Pasaba las tardes formando el Gobierno. Una nueva Administración

genera menos cambios de lo que la mayoría de la gente cree. De los más de

tres millones de personas que emplea el Gobierno federal, entre civiles y

militares, apenas unos pocos miles son los llamados cargos políticos, que

prestan servicio según la voluntad del presidente. De entre esos, el

presidente tiene un trato habitual, significativo, con menos de cien altos

cargos y asistentes personales.
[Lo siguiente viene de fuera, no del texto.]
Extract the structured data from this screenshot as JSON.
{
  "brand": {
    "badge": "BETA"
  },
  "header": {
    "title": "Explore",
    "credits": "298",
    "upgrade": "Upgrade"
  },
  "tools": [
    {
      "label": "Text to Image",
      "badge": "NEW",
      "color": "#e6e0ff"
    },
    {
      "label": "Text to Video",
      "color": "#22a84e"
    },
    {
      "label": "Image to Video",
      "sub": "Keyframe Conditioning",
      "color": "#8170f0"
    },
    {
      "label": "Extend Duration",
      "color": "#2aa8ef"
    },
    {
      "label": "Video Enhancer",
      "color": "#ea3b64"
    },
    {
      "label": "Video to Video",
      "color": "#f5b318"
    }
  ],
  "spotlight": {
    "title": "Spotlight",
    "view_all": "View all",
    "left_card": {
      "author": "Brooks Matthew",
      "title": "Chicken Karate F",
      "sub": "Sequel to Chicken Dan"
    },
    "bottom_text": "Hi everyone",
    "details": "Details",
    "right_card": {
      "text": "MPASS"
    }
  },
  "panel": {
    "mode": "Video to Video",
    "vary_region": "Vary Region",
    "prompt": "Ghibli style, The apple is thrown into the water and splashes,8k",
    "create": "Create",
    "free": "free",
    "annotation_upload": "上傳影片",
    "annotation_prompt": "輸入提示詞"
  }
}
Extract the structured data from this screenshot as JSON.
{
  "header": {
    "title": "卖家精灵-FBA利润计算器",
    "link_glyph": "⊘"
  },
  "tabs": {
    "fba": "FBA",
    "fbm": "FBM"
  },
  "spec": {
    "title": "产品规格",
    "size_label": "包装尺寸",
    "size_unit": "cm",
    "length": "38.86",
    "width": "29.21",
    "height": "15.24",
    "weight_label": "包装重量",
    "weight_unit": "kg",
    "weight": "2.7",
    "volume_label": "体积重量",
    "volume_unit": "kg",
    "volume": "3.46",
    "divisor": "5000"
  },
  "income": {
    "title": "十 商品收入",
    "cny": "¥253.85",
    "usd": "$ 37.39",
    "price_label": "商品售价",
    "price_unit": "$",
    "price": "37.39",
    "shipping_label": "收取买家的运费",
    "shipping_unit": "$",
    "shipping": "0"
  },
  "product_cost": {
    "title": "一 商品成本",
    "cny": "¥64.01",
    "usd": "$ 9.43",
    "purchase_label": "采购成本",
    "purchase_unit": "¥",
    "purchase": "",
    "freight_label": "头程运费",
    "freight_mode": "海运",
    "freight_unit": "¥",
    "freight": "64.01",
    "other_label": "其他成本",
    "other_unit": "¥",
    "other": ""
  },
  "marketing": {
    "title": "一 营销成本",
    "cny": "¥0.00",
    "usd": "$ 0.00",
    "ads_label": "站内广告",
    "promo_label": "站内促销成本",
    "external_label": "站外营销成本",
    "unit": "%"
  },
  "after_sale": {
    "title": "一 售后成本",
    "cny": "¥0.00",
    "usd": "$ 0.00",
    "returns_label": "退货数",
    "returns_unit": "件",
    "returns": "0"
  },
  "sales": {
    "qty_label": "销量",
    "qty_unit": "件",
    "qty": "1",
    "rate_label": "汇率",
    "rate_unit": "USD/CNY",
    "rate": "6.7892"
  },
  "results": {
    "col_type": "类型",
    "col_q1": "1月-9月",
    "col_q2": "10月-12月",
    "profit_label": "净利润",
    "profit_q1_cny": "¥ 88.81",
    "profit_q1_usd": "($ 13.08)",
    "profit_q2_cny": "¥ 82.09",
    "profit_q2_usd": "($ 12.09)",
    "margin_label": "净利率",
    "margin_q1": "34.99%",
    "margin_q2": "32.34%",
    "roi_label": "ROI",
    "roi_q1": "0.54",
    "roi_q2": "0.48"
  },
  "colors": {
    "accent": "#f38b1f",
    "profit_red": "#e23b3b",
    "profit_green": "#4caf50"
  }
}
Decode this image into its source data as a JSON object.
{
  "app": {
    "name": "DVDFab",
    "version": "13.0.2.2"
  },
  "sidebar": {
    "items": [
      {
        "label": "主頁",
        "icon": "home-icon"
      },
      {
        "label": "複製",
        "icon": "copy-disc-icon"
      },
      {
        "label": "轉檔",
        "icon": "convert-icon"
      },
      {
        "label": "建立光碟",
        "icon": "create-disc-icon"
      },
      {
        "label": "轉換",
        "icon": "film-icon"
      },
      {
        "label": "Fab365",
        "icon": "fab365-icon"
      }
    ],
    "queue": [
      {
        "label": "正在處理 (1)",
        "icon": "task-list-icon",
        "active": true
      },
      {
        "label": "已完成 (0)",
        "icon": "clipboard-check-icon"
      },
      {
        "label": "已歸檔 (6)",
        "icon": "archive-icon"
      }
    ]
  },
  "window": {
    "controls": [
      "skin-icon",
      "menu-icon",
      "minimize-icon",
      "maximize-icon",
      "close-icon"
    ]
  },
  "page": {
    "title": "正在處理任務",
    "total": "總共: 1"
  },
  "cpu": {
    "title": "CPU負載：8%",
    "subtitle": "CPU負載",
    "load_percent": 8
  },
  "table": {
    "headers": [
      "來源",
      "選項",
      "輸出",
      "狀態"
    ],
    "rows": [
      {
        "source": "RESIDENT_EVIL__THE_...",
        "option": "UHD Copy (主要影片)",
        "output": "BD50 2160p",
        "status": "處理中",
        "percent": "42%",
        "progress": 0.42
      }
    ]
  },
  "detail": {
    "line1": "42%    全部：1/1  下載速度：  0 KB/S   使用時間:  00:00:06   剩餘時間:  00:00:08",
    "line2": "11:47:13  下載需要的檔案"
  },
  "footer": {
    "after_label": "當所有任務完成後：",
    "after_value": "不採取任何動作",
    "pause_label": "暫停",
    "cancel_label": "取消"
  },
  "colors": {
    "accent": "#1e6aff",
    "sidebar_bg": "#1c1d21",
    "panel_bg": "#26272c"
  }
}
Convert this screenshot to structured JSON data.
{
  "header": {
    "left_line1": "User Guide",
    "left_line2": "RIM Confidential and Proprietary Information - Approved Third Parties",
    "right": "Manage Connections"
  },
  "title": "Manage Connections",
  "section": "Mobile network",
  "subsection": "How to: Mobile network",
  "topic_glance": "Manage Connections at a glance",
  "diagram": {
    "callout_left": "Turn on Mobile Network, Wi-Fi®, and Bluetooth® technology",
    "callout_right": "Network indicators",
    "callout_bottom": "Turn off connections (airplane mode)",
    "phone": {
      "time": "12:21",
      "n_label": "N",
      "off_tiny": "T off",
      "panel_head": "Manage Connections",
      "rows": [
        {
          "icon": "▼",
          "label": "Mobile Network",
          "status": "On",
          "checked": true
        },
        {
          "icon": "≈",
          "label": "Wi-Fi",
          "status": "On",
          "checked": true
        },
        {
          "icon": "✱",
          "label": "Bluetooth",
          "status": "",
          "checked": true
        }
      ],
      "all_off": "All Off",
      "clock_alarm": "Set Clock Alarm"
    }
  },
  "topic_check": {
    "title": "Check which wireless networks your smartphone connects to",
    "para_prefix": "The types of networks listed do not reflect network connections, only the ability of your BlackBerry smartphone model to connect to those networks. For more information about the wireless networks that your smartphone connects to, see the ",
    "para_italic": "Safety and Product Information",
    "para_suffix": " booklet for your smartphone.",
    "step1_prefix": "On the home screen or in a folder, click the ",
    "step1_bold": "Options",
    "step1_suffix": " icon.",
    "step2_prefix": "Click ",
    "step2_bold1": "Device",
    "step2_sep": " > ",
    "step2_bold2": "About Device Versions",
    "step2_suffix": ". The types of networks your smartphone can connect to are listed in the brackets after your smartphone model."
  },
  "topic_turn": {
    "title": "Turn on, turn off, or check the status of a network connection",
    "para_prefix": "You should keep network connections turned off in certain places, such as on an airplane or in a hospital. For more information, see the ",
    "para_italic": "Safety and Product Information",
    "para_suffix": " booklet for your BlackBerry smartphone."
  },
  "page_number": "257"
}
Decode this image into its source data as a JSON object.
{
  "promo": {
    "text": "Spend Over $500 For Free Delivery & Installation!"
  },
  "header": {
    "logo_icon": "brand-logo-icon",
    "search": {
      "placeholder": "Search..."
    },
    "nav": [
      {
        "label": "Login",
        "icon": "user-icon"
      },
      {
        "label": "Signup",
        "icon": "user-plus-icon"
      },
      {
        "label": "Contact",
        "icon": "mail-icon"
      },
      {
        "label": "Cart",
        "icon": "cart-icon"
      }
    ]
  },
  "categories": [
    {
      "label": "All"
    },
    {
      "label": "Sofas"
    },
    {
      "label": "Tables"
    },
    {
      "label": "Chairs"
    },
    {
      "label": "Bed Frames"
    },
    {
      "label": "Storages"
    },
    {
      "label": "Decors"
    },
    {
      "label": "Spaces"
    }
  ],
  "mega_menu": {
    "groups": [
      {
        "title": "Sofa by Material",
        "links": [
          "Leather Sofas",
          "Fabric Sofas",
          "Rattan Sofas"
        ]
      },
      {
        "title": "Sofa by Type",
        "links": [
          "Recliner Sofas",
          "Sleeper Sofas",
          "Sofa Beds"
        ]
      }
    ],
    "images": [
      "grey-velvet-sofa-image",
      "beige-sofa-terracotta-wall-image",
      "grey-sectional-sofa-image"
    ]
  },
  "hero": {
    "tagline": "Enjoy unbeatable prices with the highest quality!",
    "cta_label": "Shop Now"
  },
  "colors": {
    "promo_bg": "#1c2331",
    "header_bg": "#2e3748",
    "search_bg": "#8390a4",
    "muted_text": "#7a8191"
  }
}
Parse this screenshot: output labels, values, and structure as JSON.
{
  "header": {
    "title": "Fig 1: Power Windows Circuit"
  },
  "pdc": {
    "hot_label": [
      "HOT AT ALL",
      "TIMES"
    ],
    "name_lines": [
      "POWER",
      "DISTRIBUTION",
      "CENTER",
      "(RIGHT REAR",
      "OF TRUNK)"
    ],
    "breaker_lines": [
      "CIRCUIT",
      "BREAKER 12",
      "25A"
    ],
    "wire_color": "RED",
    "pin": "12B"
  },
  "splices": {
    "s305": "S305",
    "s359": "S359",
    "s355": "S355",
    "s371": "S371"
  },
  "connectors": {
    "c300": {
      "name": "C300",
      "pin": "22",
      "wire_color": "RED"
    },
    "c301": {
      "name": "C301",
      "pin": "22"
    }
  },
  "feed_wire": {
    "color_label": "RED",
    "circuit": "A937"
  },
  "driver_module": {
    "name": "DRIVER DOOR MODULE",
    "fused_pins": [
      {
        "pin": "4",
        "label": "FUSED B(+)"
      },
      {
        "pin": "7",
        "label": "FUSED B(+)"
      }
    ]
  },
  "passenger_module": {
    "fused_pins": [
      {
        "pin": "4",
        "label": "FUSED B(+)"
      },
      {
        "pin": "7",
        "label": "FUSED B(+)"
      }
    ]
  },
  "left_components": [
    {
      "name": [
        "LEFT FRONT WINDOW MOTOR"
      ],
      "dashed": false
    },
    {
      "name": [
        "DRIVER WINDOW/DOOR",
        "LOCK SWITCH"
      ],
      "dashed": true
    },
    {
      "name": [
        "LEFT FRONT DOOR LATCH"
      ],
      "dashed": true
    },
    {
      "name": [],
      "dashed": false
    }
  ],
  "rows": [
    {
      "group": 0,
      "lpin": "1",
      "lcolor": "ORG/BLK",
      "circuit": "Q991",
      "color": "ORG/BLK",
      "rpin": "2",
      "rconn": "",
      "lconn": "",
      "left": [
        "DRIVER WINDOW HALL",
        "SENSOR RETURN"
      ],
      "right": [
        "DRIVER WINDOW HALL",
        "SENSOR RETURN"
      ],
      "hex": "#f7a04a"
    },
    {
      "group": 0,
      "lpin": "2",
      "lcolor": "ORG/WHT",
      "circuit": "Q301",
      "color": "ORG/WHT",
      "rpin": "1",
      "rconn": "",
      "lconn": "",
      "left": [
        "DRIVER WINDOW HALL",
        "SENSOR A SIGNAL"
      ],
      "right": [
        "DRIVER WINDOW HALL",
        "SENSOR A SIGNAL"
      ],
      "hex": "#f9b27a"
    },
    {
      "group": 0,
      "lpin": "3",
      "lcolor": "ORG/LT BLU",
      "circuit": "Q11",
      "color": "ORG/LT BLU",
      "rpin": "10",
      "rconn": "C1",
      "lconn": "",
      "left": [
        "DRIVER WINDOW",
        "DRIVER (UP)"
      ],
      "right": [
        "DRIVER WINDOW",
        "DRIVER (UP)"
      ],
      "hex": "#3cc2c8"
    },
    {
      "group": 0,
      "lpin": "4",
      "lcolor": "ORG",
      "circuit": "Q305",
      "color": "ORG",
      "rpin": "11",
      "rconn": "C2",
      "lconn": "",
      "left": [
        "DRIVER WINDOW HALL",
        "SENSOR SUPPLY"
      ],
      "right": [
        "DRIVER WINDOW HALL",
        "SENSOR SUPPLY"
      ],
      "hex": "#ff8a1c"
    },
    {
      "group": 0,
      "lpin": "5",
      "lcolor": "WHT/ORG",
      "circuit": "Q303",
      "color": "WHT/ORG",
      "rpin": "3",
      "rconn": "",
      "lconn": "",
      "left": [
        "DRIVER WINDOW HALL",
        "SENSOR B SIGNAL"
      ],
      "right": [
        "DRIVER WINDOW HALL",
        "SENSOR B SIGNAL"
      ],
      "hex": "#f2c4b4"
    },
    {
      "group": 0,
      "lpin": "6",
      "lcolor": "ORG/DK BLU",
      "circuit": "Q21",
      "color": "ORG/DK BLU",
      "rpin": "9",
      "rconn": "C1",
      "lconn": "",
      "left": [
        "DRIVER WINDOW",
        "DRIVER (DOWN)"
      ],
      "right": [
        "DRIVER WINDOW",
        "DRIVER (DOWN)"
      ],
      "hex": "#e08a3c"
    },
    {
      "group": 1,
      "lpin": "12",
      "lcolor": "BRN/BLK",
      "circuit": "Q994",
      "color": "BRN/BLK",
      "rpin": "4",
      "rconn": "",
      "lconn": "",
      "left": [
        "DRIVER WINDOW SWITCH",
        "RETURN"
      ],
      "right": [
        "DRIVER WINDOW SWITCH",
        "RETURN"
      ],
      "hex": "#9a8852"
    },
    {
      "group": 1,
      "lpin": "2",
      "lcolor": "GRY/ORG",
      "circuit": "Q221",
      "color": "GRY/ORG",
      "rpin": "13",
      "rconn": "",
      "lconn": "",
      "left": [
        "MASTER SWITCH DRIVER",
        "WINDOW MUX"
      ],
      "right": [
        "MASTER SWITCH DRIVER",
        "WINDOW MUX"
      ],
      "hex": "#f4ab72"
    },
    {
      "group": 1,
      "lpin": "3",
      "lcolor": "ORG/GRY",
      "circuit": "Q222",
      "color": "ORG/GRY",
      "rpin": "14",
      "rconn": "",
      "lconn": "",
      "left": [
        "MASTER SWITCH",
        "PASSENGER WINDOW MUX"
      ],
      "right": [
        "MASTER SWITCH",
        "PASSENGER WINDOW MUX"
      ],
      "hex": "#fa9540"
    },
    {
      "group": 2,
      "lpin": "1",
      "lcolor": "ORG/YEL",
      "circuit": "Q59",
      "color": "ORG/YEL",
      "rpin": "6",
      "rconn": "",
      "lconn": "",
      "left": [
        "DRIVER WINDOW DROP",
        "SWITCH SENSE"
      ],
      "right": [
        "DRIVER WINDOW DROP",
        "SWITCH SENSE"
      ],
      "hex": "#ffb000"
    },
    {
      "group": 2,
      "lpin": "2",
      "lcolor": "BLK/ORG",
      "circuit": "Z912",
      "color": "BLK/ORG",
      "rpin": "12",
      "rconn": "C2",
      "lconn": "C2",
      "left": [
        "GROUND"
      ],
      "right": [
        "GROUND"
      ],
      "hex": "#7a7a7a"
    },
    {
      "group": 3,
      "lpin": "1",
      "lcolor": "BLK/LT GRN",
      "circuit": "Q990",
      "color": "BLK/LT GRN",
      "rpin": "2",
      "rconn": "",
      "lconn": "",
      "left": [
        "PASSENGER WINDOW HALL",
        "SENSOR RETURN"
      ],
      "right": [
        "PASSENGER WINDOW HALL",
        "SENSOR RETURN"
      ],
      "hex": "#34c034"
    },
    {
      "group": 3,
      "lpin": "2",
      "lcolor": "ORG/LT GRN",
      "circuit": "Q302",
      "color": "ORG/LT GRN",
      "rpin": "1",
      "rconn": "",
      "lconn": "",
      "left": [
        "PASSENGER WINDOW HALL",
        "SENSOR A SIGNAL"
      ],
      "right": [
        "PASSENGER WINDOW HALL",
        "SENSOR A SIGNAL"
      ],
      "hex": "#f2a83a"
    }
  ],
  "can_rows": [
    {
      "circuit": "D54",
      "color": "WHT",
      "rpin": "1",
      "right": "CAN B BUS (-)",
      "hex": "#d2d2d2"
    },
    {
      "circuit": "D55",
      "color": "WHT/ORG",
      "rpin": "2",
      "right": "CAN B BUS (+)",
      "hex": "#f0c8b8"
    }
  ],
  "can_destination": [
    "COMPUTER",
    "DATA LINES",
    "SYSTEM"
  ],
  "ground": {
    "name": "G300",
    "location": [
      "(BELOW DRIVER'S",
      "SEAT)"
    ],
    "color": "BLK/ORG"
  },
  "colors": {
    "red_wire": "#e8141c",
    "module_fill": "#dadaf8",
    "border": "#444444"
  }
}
Los presidentes tienen el poder de articular

una imagen y establecer una dirección para el país; el poder de promover

una cultura institucional sana, estableciendo cadenas de responsabilidad y

medidas de rendición de cuentas muy claras. Al fin y al cabo, iba a ser yo

quien tomara las decisiones finales sobre los temas relevantes y quien iba a

tener que explicárselas al país. Para hacerlo, al igual que los presidentes que

me habían precedido, dependería del puñado de personas que hicieran de

mis ojos, oídos, manos y pies; de quienes iban a convertirse en mis

administradores, ejecutores, facilitadores, analistas, organizadores, líderes

de equipos, comunicadores, mediadores, solucionadores de problemas,

chalecos antibalas, negociadores sinceros, cajas de resonancia, críticos

constructivos y soldados leales. Era clave, por lo tanto, elegir bien esos

primeros nombramientos; empezando por la persona que iba a ser mi jefe

de gabinete. Desgraciadamente, la respuesta inicial del primer candidato en

la lista fue poco entusiasta.

«Ni de coña.»

Era Rahm Emanuel, antiguo recaudador de fondos para Richard Daley y

enfant terrible de la Administración Clinton, actual congresista por el

distrito norte de Chicago y autor intelectual de la ola demócrata que en

2006 había recuperado el Congreso. Bajo, esbelto, inquietantemente

apuesto, enormemente ambicioso y ligeramente maniático, Rahm era más

listo que la mayoría de sus colegas en el Congreso y famoso por no

ocultarlo. También era divertido, sensible, ansioso, leal y célebremente

soez. Unos años antes, en una barbacoa benéfica en su honor, conté que,

tras haber perdido el dedo corazón en una cortadora de carne cuando era un

adolescente, Rahm había quedado casi mudo.

«Escucha, me halaga que me lo pidas —dijo Rahm cuando contacté con

él un mes antes de las elecciones—. Haré lo que haga falta para ayudarte.